Vorremo dire comunque senza mezzi termini ciò che pensiamo: è il momento della responsabilità di tuttə. Non veniamo giù dalla montagna del sapone e capiamo le legittime aspirazioni di ognunə, capiamo le divisioni politiche (meno quelle personali), capiamo le differenti visioni e i posizionamenti di ognunə, ma non c’è più tempo. Niente di tutto ciò è sufficiente o in grado di giustificare una eventuale divisione di questo campo politico. Non questa volta, non in questo momento storico.

La destra che ha governato questa città negli ultimi 5 anni ha dimostrato perfettamente i propri interessi personali, le proprie incapacità, e peggio di tutto la propria natura di destra pericolosa e avversa alle e ai più deboli. E, nonostante proclami di divisioni e le tattiche di qualcuno, state certi che rimarrà unita, e si presenterà unita per tenere il potere su questa città e continuare la propria opera di cambiamento (negativo in questo caso) culturale della città, disinnescando tutto il tessuto fatto di solidarietà costruito in anni, e combattendo gli anticorpi naturali che questa città ha sempre avuto ai fascismi.

La situazione è drammatica. Questa città li ha sempre avuti quegli anticorpi, ma non si può dare per scontato che finita quella che consideriamo una parentesi di destra, tutto torni alla normalità. Non sarà così, questa città non può permettersi altri 5 anni come gli ultimi . Il rischio è che la destra costruisca una rete di potere e clientele nella città solida, come accade da decenni ovunque riescano a mettere mano, e che riesca a cambiare la cultura di questa città per sempre. Abbiamo paura di tale prospettiva.

Per queste ragioni non possiamo tollerare la divisione. Per responsabilità di chi o cosa, o per quale motivo valido o meno, non ci interessa. Bisogna mettersi la mano sulla coscienza (politica e non) che ognuno delle e dei protagonistə politici sappiamo avere, e dare una risposta a questi interrogativi che la nostra generazione pone legittimamente, costruendo da subito una coalizione antifascista e progressista larghissima, perché il futuro di questa città si deciderà oggi.
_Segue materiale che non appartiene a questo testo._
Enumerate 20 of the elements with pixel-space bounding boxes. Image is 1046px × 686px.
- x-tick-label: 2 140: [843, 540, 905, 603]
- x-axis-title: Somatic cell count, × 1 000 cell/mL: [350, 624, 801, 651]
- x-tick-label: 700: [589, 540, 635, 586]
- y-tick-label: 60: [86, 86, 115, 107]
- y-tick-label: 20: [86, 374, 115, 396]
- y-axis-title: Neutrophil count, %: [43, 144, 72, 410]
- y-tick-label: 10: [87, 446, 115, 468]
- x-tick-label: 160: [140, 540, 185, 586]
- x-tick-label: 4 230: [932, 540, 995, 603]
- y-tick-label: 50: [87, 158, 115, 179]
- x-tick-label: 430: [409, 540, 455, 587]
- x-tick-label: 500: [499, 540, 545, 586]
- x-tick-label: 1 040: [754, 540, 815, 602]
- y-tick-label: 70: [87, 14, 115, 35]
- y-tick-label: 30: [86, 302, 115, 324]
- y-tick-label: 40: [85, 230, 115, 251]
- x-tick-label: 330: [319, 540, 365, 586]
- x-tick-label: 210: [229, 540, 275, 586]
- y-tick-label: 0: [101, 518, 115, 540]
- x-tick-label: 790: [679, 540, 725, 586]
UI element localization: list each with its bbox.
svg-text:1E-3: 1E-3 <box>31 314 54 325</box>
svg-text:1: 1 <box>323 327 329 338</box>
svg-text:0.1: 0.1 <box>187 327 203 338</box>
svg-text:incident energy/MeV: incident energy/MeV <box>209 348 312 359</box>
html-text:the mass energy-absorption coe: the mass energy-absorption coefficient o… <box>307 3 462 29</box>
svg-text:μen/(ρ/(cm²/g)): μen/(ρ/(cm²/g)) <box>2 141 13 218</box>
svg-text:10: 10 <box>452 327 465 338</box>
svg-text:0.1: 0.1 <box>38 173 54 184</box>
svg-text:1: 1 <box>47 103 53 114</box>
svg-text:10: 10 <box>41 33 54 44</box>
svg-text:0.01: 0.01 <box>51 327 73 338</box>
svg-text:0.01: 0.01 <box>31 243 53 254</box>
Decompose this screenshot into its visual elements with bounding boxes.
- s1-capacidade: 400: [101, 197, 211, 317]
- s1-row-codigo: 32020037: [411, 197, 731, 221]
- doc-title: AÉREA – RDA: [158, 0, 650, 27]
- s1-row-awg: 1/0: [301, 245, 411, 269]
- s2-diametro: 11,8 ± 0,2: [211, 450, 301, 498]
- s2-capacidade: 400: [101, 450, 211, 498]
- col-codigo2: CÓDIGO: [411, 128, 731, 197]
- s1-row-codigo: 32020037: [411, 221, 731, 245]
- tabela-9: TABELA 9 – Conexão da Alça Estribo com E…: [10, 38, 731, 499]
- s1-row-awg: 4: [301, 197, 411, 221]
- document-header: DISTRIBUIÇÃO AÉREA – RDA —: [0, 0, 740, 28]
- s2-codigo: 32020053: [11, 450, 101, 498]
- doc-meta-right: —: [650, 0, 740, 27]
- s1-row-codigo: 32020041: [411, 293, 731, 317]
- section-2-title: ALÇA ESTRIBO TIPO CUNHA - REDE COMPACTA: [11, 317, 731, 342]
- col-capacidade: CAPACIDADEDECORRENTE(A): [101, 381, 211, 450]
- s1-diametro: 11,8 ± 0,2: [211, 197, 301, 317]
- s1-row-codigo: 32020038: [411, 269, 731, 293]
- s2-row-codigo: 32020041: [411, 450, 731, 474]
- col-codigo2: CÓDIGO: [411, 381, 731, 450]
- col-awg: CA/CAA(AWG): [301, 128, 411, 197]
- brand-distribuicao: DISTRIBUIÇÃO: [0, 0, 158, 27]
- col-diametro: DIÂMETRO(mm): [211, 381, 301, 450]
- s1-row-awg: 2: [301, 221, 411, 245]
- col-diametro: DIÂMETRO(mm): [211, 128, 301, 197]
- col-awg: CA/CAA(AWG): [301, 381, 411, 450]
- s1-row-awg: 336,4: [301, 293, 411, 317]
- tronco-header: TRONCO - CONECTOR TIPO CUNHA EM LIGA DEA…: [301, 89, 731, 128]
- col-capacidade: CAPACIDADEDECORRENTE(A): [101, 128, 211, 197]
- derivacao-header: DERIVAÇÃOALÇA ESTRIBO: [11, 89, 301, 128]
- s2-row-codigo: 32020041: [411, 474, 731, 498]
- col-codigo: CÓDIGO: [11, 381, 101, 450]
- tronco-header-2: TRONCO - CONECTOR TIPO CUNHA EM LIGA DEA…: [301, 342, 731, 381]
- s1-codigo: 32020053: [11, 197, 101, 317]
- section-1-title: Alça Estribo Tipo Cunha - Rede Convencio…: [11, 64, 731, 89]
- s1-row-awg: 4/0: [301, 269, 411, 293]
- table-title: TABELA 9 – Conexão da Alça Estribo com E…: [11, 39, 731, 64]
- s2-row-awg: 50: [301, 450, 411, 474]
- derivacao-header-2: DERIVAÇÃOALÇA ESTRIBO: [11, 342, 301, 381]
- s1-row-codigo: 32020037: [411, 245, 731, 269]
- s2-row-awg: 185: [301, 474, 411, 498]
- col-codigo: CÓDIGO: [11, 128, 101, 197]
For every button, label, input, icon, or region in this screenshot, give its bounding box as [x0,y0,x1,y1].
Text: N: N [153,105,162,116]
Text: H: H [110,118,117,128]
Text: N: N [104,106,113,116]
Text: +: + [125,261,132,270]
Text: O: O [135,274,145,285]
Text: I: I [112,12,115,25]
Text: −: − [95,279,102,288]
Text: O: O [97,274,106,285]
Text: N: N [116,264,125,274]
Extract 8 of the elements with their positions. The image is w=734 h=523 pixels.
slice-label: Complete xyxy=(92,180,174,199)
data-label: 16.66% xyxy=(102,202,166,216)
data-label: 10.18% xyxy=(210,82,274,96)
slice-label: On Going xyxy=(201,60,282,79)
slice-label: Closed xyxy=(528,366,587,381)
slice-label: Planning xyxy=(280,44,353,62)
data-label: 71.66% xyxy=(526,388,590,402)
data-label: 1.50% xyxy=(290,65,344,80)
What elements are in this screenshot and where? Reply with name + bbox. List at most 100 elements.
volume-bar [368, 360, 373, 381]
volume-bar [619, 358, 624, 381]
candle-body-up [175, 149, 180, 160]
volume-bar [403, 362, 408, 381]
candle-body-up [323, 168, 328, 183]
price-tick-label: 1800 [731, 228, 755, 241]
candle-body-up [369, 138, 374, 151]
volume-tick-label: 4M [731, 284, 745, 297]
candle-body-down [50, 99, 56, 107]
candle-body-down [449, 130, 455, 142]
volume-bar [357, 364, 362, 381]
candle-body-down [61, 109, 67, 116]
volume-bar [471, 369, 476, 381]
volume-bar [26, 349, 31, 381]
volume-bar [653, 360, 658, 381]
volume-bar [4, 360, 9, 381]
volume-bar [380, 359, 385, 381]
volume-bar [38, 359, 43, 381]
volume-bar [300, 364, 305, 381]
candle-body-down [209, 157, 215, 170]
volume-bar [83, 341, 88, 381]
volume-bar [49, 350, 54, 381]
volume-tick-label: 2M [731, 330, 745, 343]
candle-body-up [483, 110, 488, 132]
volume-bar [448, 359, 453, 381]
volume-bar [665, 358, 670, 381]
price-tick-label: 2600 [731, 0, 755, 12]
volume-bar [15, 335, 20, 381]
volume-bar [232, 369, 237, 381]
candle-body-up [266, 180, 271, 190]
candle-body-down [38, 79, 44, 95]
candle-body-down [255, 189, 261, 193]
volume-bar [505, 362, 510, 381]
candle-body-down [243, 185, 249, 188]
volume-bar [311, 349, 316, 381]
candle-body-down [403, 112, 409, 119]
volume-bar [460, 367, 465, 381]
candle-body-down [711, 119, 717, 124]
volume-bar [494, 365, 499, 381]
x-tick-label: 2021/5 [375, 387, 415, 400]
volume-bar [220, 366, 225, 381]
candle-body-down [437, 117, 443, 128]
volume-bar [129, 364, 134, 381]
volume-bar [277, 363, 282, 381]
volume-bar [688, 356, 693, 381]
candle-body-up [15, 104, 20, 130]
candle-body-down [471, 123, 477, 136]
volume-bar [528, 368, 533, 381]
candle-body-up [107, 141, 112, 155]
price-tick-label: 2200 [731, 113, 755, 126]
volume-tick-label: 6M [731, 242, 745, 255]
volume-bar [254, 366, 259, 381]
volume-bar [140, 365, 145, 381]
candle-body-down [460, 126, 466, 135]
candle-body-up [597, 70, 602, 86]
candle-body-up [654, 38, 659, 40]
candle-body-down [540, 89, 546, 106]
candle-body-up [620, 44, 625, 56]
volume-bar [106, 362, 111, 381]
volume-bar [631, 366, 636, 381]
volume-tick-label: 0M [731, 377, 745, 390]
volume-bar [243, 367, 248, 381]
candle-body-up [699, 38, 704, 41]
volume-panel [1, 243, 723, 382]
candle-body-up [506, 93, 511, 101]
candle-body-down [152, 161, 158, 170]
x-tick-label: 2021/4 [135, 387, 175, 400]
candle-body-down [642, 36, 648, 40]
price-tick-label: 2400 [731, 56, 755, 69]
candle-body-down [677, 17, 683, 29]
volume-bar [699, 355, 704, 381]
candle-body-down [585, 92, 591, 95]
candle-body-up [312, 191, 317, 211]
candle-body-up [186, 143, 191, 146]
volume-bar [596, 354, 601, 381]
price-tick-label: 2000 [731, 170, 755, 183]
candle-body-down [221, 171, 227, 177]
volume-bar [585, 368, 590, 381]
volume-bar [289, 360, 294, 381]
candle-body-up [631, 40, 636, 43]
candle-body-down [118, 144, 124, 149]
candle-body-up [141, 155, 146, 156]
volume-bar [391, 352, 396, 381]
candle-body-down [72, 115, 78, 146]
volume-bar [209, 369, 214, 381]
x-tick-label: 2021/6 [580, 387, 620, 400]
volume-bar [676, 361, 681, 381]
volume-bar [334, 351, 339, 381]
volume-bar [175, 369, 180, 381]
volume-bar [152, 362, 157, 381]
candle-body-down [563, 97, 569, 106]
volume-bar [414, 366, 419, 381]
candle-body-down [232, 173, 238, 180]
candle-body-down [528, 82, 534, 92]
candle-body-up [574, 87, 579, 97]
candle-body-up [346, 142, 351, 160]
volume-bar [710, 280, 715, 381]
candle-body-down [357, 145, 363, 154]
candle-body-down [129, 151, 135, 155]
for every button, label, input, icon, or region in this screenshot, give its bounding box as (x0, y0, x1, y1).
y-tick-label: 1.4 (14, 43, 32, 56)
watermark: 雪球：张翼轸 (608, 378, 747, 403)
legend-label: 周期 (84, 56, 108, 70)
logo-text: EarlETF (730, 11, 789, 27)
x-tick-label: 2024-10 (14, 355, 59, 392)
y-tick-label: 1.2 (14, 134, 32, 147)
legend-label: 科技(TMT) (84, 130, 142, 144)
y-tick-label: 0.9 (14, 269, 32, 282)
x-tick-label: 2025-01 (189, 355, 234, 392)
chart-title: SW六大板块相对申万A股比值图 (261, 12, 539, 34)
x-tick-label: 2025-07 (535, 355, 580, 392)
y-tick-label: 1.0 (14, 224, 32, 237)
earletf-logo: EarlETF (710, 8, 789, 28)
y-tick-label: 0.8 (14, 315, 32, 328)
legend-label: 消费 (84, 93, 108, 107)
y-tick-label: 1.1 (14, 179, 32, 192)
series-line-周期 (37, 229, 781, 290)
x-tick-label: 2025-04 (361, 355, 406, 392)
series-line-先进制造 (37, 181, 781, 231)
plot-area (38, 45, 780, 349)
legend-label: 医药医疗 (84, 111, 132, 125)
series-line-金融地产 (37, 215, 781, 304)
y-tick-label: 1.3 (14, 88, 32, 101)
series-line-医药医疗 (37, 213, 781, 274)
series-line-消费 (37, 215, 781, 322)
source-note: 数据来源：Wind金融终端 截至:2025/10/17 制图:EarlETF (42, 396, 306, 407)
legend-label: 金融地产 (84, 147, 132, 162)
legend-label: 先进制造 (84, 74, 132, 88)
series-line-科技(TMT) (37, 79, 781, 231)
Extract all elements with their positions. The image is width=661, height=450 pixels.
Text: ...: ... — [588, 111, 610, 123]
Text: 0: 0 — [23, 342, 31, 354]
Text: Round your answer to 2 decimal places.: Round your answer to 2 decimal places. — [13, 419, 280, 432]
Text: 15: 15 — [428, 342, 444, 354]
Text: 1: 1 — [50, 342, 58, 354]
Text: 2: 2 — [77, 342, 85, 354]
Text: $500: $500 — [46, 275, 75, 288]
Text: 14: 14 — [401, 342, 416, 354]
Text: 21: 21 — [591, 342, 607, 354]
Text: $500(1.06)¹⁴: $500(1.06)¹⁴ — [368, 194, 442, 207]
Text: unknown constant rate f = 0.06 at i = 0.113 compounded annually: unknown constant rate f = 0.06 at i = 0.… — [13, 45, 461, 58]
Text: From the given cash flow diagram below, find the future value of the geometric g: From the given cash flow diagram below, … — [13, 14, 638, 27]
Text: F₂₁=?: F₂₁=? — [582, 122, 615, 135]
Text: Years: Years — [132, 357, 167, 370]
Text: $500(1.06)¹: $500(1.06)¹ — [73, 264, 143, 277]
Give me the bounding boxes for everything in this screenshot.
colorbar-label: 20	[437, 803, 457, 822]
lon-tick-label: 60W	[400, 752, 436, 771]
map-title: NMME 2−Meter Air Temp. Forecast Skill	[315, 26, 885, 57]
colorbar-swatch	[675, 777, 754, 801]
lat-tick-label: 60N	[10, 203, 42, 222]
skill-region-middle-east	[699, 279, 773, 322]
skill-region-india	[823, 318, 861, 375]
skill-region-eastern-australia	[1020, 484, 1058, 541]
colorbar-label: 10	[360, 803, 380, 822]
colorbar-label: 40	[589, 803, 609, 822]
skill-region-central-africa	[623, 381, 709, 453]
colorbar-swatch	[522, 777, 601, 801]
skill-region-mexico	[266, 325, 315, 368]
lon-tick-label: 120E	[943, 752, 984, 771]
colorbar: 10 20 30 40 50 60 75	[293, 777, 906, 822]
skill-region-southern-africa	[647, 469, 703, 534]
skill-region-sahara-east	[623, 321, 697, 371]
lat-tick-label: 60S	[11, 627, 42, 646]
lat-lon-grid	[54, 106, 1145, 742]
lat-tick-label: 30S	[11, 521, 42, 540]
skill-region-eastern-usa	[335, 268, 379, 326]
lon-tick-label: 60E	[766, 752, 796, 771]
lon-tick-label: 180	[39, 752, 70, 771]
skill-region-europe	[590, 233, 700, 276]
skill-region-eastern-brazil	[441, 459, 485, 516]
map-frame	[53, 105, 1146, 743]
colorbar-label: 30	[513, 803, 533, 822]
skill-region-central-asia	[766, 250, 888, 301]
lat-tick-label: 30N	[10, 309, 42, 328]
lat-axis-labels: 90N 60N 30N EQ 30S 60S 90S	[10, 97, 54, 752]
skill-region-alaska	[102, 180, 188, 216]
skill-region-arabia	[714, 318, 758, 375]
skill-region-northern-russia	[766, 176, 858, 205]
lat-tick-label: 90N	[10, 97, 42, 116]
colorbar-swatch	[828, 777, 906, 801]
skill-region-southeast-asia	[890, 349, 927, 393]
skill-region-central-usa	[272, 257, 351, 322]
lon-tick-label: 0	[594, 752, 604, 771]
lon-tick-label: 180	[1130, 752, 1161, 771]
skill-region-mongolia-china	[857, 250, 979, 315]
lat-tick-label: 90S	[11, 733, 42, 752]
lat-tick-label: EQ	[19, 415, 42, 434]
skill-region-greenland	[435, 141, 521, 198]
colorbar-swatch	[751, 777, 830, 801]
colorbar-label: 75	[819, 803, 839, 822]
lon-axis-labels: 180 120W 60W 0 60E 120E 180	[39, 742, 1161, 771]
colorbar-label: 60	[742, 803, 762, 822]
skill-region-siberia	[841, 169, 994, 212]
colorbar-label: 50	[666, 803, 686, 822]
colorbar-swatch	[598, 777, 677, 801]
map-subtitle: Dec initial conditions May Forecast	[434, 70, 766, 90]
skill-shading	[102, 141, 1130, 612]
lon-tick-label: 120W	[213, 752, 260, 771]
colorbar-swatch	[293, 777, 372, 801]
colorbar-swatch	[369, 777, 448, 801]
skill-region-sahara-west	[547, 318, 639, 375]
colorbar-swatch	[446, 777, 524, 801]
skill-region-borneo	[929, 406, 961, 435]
E la nostra scelta è quella di prenderci la nostra parte di responsabilità collettiva impegnando il nostro Laboratorio da subito per provare a mettere insieme questa prospettiva.

Ma questo non basta, perché sappiamo che se da una parte al mondo della politica tutto chiederemo di trovare le soluzioni e chiediamo responsabilità, dall’altra parte a tutte le giovani e i giovani che hanno animato il nostro percorso sin qui chiediamo di prenderci anche noi una parte di responsabilità, ognuno nella propria sensibilità, e fare uno sforzo di presa in carico della situazione: mossi dalla volontà di unità, mossi dai valori costitutivi della sinistra sincera e rinnovata che ci piace e che immaginiamo, chiediamo a tuttə di entrare nella politica sambenedettese senza chiedere il permesso, spendendoci tuttə quantə insieme, ovunque e in qualsiasi progetto, partitico, associativo, sindacale, o ciò che ritenete, senza attendere oltre e per perseguire l’unico obiettivo che a tutti noi interessa: rinnovare la politica di questa città, cambiarla profondamente, ricostruire le reti della solidarietà e vincere le elezioni per cacciare questa destra proto-fascista che sta costruendo un futuro buio per tutti noi.

I tempi per l’impegno sono maturi, chiediamo responsabilità, intanto prendiamoci la nostra parte di impegno.

L’unità è l’unica soluzione, pratichiamola. Insieme, e a tutti i costi.